The Assyrian calendar (Syriac: ܣܘܼܪܓܵܕ݂ܵܐ ܐܵܬ݂ܘܿܪܵܝܵܐ sūrgāḏā ʾĀṯōrāyā) is a solar calendar used by modern Assyrian people.
Historically and also in some sources in the modern day, Assyrians dated their calendar according to the Seleucid reckoning (Syriac: ܕܝܲܘܢܵܝܹ̈ܐ d-yawnāyē, literally "of the Greeks"), beginning on the first day of Tešrīn Qḏīm in 312 BC.[1]
The modern Assyrian calendar, however, uses a different reckoning: 4750 BC was set as its first year in the 1950s,[2] based on a series of articles published in the Assyrian nationalist magazine Gilgamesh; the first came in 1952 and written by Nimrod Simono and dealt with the Akitu festival, then an article by Jean Alkhas in 1955 (April, issue 34) fixed the year 4750 BC as the starting point.[3] Alkhas referenced his information to a French archaeologist, whom he did not name, as stating that a cuneiform tablet dating to 4750 BC mentioned the year of the calming of the great flood and beginning of life.[4]
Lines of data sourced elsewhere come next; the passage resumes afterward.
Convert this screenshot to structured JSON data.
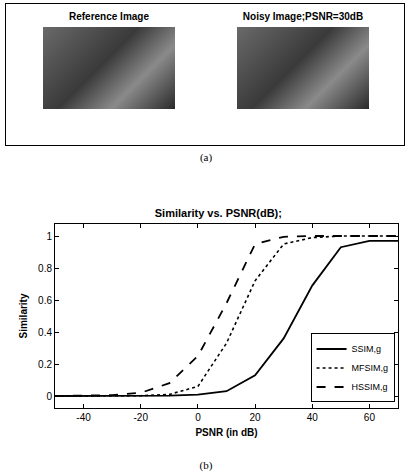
{
  "panel_a": {
    "images": [
      {
        "title": "Reference Image"
      },
      {
        "title": "Noisy Image;PSNR=30dB"
      }
    ],
    "caption": "(a)"
  },
  "chart_data": {
    "type": "line",
    "title": "Similarity vs. PSNR(dB);",
    "x_label": "PSNR (in dB)",
    "y_label": "Similarity",
    "x": [
      -50,
      -40,
      -30,
      -20,
      -10,
      0,
      10,
      20,
      30,
      40,
      50,
      60,
      70
    ],
    "series": [
      {
        "name": "SSIM,g",
        "color": "#000000",
        "line_style": "solid",
        "values": [
          0,
          0,
          0,
          0,
          0.002,
          0.008,
          0.03,
          0.13,
          0.36,
          0.69,
          0.93,
          0.97,
          0.97
        ]
      },
      {
        "name": "MFSIM,g",
        "color": "#000000",
        "line_style": "dotted",
        "values": [
          0,
          0,
          0,
          0.002,
          0.01,
          0.06,
          0.33,
          0.72,
          0.95,
          0.99,
          1,
          1,
          1
        ]
      },
      {
        "name": "HSSIM,g",
        "color": "#000000",
        "line_style": "dashed",
        "values": [
          0,
          0.001,
          0.005,
          0.02,
          0.08,
          0.25,
          0.58,
          0.95,
          0.995,
          1,
          1,
          1,
          1
        ]
      }
    ],
    "xlim": [
      -50,
      70
    ],
    "ylim": [
      -0.075,
      1.075
    ],
    "xticks": [
      -40,
      -20,
      0,
      20,
      40,
      60
    ],
    "yticks": [
      0,
      0.2,
      0.4,
      0.6,
      0.8,
      1
    ],
    "grid": false,
    "legend": "lower right",
    "caption": "(b)"
  }
}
The year begins with the first sight of Spring. In the Julian calendar, the vernal equinox moved gradually away from 21 March. The Gregorian calendar reform restored the vernal equinox to its original date, but since the festival was by now tied to the date, not the astronomical event, Kha b-Nisan remains fixed at 21 March in the Julian reckoning, corresponding to 1 April in the Gregorian calendar.[5] and the calendar adopted by the ancient Assyrians had the month "Nisan" at the beginning of the calendar[6] lending to the term "Kha b-Nisan", or the "first of Nisan".